2/ Les Opérations :
Les opérations que nous propose de faire dans la Camargue divisent naturellement en deux classes, les unes purement conservatrices de la propriété, telle quelle existe aujourd’hui ; les autres plus ou moins promptement productives, dont le résultat certain sera d’accroitre, d’année en année, la valeur et le rendement du sol dans des proportions diverses, mais constamment ascendantes, par une progression plus au moins rapide ; suivant les circonstances de position, l’activité ou le savoir-faire de chaque propriétaire.
Il est important, je pourrais même dire indispensable, de faire simultanément ces deux genres d’opération.
Proposer à la propriété d’augmenter ses dépenses, lorsqu’elle est obérée, sans augmenter ses ressources, ce serait lui demander un suicide. Elle ne pourrait y consentir.
Tandis que si on exécute, en même temps que les travaux de conservation, des travaux suffisamment productifs pour couvrir, par l’accroissement des revenus, l’intérêt des capitaux employés, la condition des propriétaires s’améliorant, sous tous rapports, sans qu’ils en éprouvent le moindre accroissement de gêne, on aura aisément leur consentement, surtout si le gouvernement leur vient en aide, comme il y parait disposé, comme il le doit. Ce que je vais établir.

3/ Les travaux :
Parmi les travaux qu’on a proposés, il en est plusieurs qui intéressent autant l’état et même le fisc que les propriétaires.
Ainsi, la digue la mer servirait de chemin de ronde pour surveiller les côtes ; pour empêcher les débarquements hostiles et le maraudage, en temps de guerre ; pour arrêter l’introduction frauduleuse de marchandises de contre bande et la communication des maladies contagieuses du dehors, en tout temps. Elle garantirait, aussi, les bas-fonds de l’eau de mer, dont l’introduction nécessite un service dispendieux pour empêcher la contrebande du sel. Sous ces divers rapports, elle serait, pour l’état, d’une telle utilité, qu’il devrait la faire à ses frais, lors même qu’il en résulterait aucun avantage pour l’agriculture et la salubrité publique.
Ainsi encore, cette magnifique artère commerciale qui met en communication la Méditerranée et, par elle, toutes les mers du monde avec le centre de la France et aboutit à la première de nos villes manufacturières, le Rhône a, pour le commerce, une telle importance, que le gouvernement ne devrait pas hésiter à entretenir, à ses frais, les digues qui le contiennent et le rendent navigable, lors même que ces digues ne préserveraient pas de submersion les propriétés particulières qui le longent et qui rendent à l’état plus de deux cent mille francs d’impôts.
Cet intérêt commercial est si grand, si positif, tellement évident, qu’il peut se trouver des circonstances où l’administration soit disposée à lui subordonner celui de l’agriculture. Au moment même ou je trace ces lignes, on s’occupe d’un projet de prolongement des digues du grand Rhône, jusque par delà les atterrissements du fleuve a son embouchure, dans l’intérêt de l’état et bien évidemment contre celui des propriétaires riverains.
En effet, les créments du fleuve, étant poussés par cette opération plus avant dans la mer, ne seront pas déposés, comme aujourd’hui, de droite et de gauche sur les terres de nouvelle formation qui s’y trouvent ; l’exhaussement de ces terres cessera et les eaux stérilisantes de la mer en prendront possession. Je ne serai contredit par aucun des habitants du littoral en annonçant même que la corrosion produite par le batillage des vagues finira par en faire disparaitre la majeure partie.

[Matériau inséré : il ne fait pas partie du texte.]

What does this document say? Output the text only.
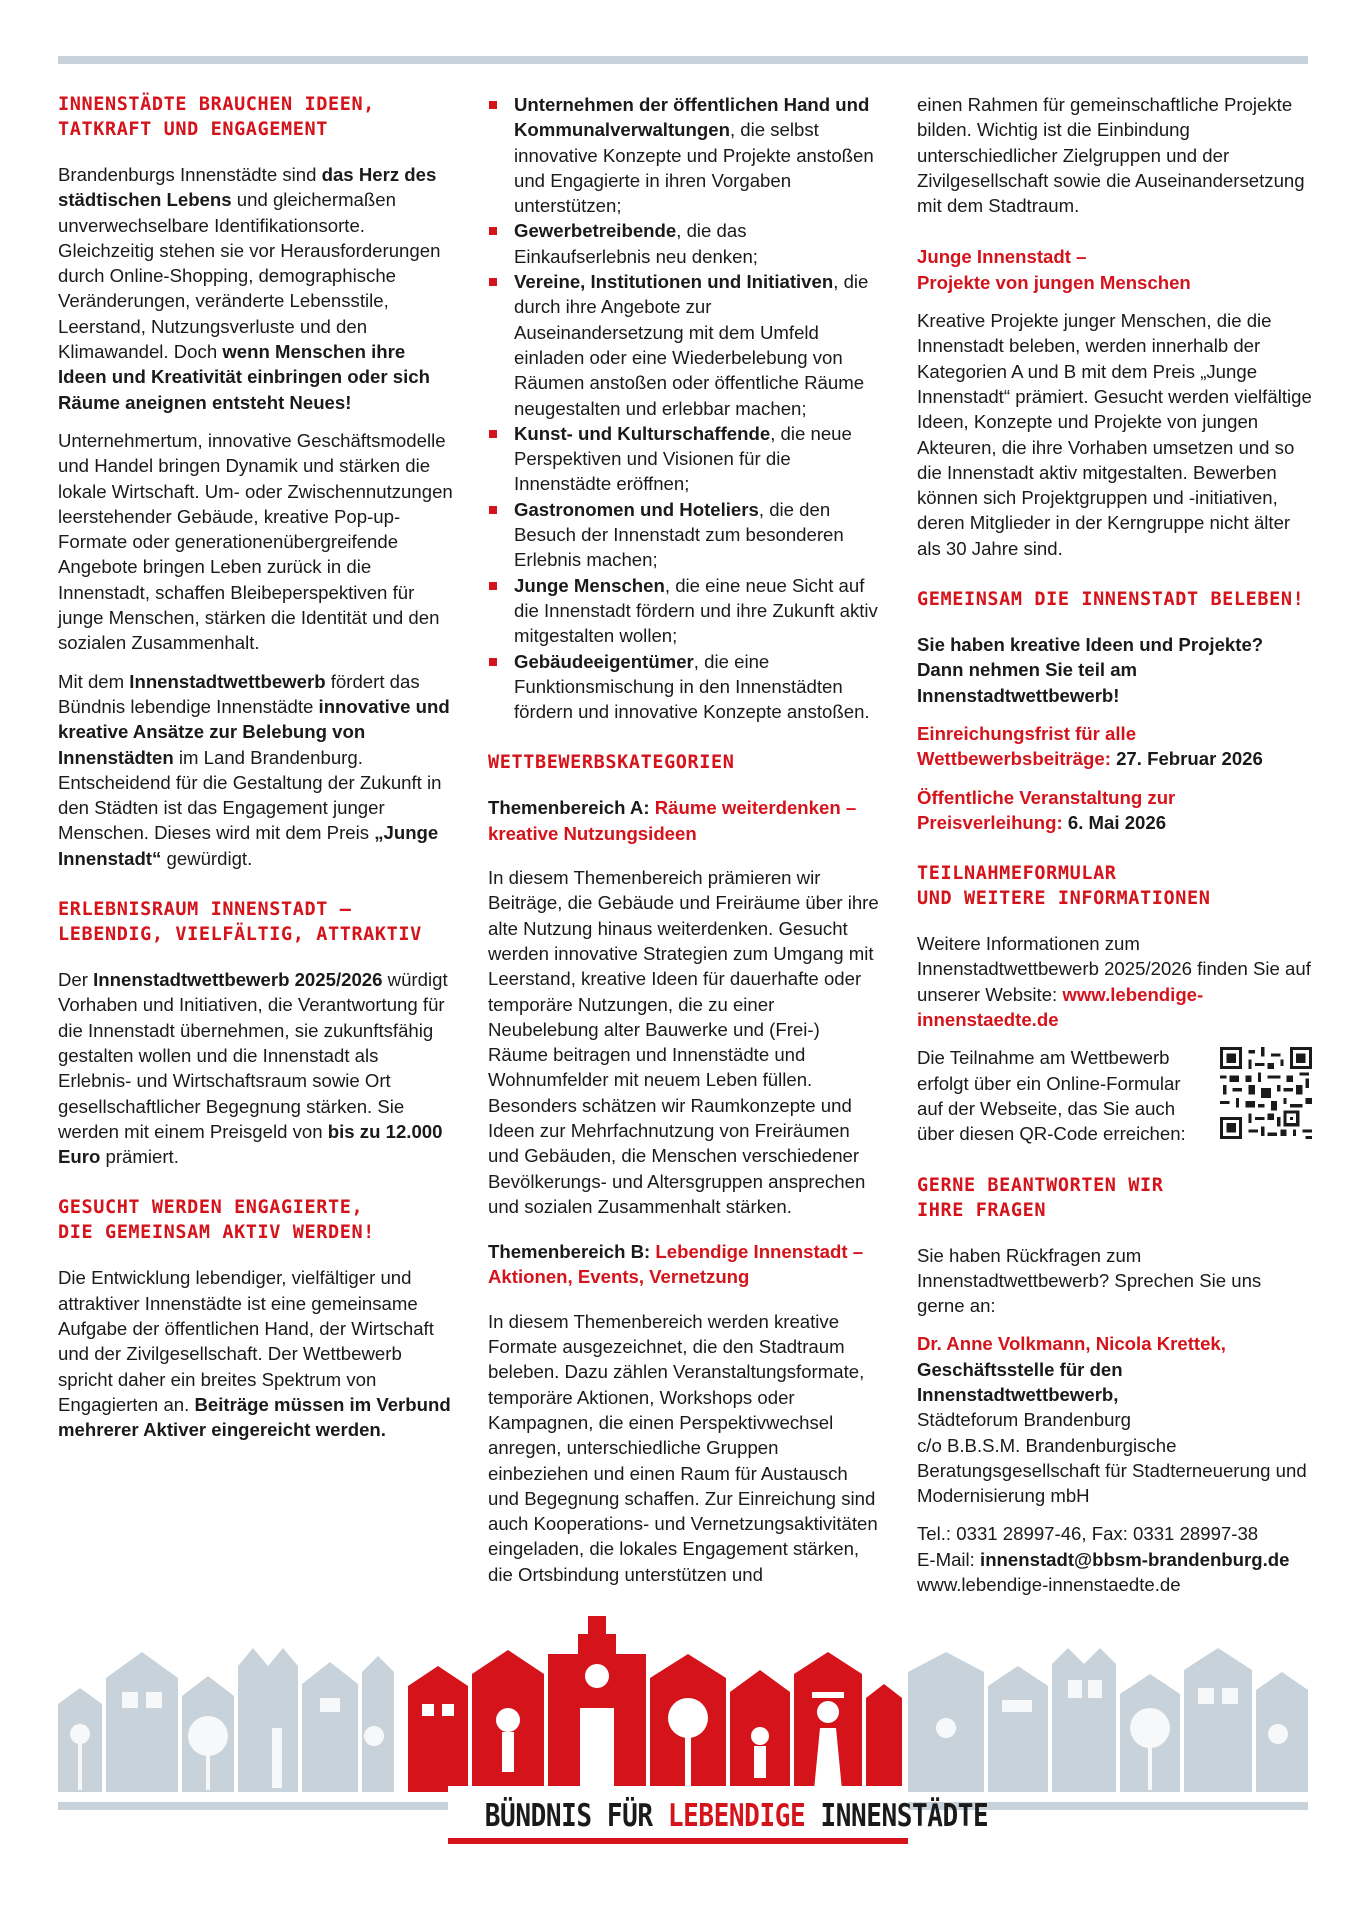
INNENSTÄDTE BRAUCHEN IDEEN,
TATKRAFT UND ENGAGEMENT

Brandenburgs Innenstädte sind das Herz des städtischen Lebens und gleichermaßen unverwechselbare Identifikationsorte. Gleichzeitig stehen sie vor Herausforderungen durch Online-Shopping, demographische Veränderungen, veränderte Lebensstile, Leerstand, Nutzungsverluste und den Klimawandel. Doch wenn Menschen ihre Ideen und Kreativität einbringen oder sich Räume aneignen entsteht Neues!

Unternehmertum, innovative Geschäftsmodelle und Handel bringen Dynamik und stärken die lokale Wirtschaft. Um- oder Zwischennutzungen leerstehender Gebäude, kreative Pop-up-Formate oder generationenübergreifende Angebote bringen Leben zurück in die Innenstadt, schaffen Bleibeperspektiven für junge Menschen, stärken die Identität und den sozialen Zusammenhalt.

Mit dem Innenstadtwettbewerb fördert das Bündnis lebendige Innenstädte innovative und kreative Ansätze zur Belebung von Innenstädten im Land Brandenburg. Entscheidend für die Gestaltung der Zukunft in den Städten ist das Engagement junger Menschen. Dieses wird mit dem Preis „Junge Innenstadt“ gewürdigt.

ERLEBNISRAUM INNENSTADT –
LEBENDIG, VIELFÄLTIG, ATTRAKTIV

Der Innenstadtwettbewerb 2025/2026 würdigt Vorhaben und Initiativen, die Verantwortung für die Innenstadt übernehmen, sie zukunftsfähig gestalten wollen und die Innenstadt als Erlebnis- und Wirtschaftsraum sowie Ort gesellschaftlicher Begegnung stärken. Sie werden mit einem Preisgeld von bis zu 12.000 Euro prämiert.

GESUCHT WERDEN ENGAGIERTE,
DIE GEMEINSAM AKTIV WERDEN!

Die Entwicklung lebendiger, vielfältiger und attraktiver Innenstädte ist eine gemeinsame Aufgabe der öffentlichen Hand, der Wirtschaft und der Zivilgesellschaft. Der Wettbewerb spricht daher ein breites Spektrum von Engagierten an. Beiträge müssen im Verbund mehrerer Aktiver eingereicht werden.

Unternehmen der öffentlichen Hand und Kommunalverwaltungen, die selbst innovative Konzepte und Projekte anstoßen und Engagierte in ihren Vorgaben unterstützen;
Gewerbetreibende, die das Einkaufserlebnis neu denken;
Vereine, Institutionen und Initiativen, die durch ihre Angebote zur Auseinandersetzung mit dem Umfeld einladen oder eine Wiederbelebung von Räumen anstoßen oder öffentliche Räume neugestalten und erlebbar machen;
Kunst- und Kulturschaffende, die neue Perspektiven und Visionen für die Innenstädte eröffnen;
Gastronomen und Hoteliers, die den Besuch der Innenstadt zum besonderen Erlebnis machen;
Junge Menschen, die eine neue Sicht auf die Innenstadt fördern und ihre Zukunft aktiv mitgestalten wollen;
Gebäudeeigentümer, die eine Funktionsmischung in den Innenstädten fördern und innovative Konzepte anstoßen.
WETTBEWERBSKATEGORIEN

Themenbereich A: Räume weiterdenken – kreative Nutzungsideen

In diesem Themenbereich prämieren wir Beiträge, die Gebäude und Freiräume über ihre alte Nutzung hinaus weiterdenken. Gesucht werden innovative Strategien zum Umgang mit Leerstand, kreative Ideen für dauerhafte oder temporäre Nutzungen, die zu einer Neubelebung alter Bauwerke und (Frei-) Räume beitragen und Innenstädte und Wohnumfelder mit neuem Leben füllen. Besonders schätzen wir Raumkonzepte und Ideen zur Mehrfachnutzung von Freiräumen und Gebäuden, die Menschen verschiedener Bevölkerungs- und Altersgruppen ansprechen und sozialen Zusammenhalt stärken.

Themenbereich B: Lebendige Innenstadt – Aktionen, Events, Vernetzung

In diesem Themenbereich werden kreative Formate ausgezeichnet, die den Stadtraum beleben. Dazu zählen Veranstaltungsformate, temporäre Aktionen, Workshops oder Kampagnen, die einen Perspektivwechsel anregen, unterschiedliche Gruppen einbeziehen und einen Raum für Austausch und Begegnung schaffen. Zur Einreichung sind auch Kooperations- und Vernetzungsaktivitäten eingeladen, die lokales Engagement stärken, die Ortsbindung unterstützen und

einen Rahmen für gemeinschaftliche Projekte bilden. Wichtig ist die Einbindung unterschiedlicher Zielgruppen und der Zivilgesellschaft sowie die Auseinandersetzung mit dem Stadtraum.

Junge Innenstadt –
Projekte von jungen Menschen

Kreative Projekte junger Menschen, die die Innenstadt beleben, werden innerhalb der Kategorien A und B mit dem Preis „Junge Innenstadt“ prämiert. Gesucht werden vielfältige Ideen, Konzepte und Projekte von jungen Akteuren, die ihre Vorhaben umsetzen und so die Innenstadt aktiv mitgestalten. Bewerben können sich Projektgruppen und -initiativen, deren Mitglieder in der Kerngruppe nicht älter als 30 Jahre sind.

GEMEINSAM DIE INNENSTADT BELEBEN!

Sie haben kreative Ideen und Projekte? Dann nehmen Sie teil am Innenstadtwettbewerb!

Einreichungsfrist für alle Wettbewerbsbeiträge: 27. Februar 2026

Öffentliche Veranstaltung zur Preisverleihung: 6. Mai 2026

TEILNAHMEFORMULAR
UND WEITERE INFORMATIONEN

Weitere Informationen zum Innenstadtwettbewerb 2025/2026 finden Sie auf unserer Website: www.lebendige-innenstaedte.de

Die Teilnahme am Wettbewerb erfolgt über ein Online-Formular auf der Webseite, das Sie auch über diesen QR-Code erreichen:

GERNE BEANTWORTEN WIR
IHRE FRAGEN

Sie haben Rückfragen zum Innenstadtwettbewerb? Sprechen Sie uns gerne an:

Dr. Anne Volkmann, Nicola Krettek,
Geschäftsstelle für den Innenstadtwettbewerb,
Städteforum Brandenburg
c/o B.B.S.M. Brandenburgische Beratungsgesellschaft für Stadterneuerung und Modernisierung mbH

Tel.: 0331 28997-46, Fax: 0331 28997-38
E-Mail: innenstadt@bbsm-brandenburg.de
www.lebendige-innenstaedte.de

BÜNDNIS FÜR LEBENDIGE INNENSTÄDTE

En outre, lorsque les digues seront prolongées, l’écoulement du fleuve étant plus lent et son niveau maintenu à une plus grande hauteur, d’Arles à la mer, il en résultera la nécessité d’exhausser encore l’endiguement, d’où un accroissement de dépenses pour cet exhaussement et pour l’entretien.
Enfin, il est possible et même présumable qu’à la suite de cette opération, le trajet d’Arles à la mer devenant plus court on peut évaluer l’ensemble de ces divers travaux à trois millions. Il me paraitrait juste que le gouvernement contribuât, au moins pour la moitié, à cette dépense. Resterait quinze cent mille francs à demander à la propriété, guère au-delà de ce qu’on évalue le perfectionnement des chaussées du Rhône, tout seul. Je dirai, plus tard, comment les propriétaires pourraient subvenir à cette dépense sans en éprouver la moindre gêne, et comment le gouvernement rentrerait largement dans ses déboursés, au bout de peu d’années.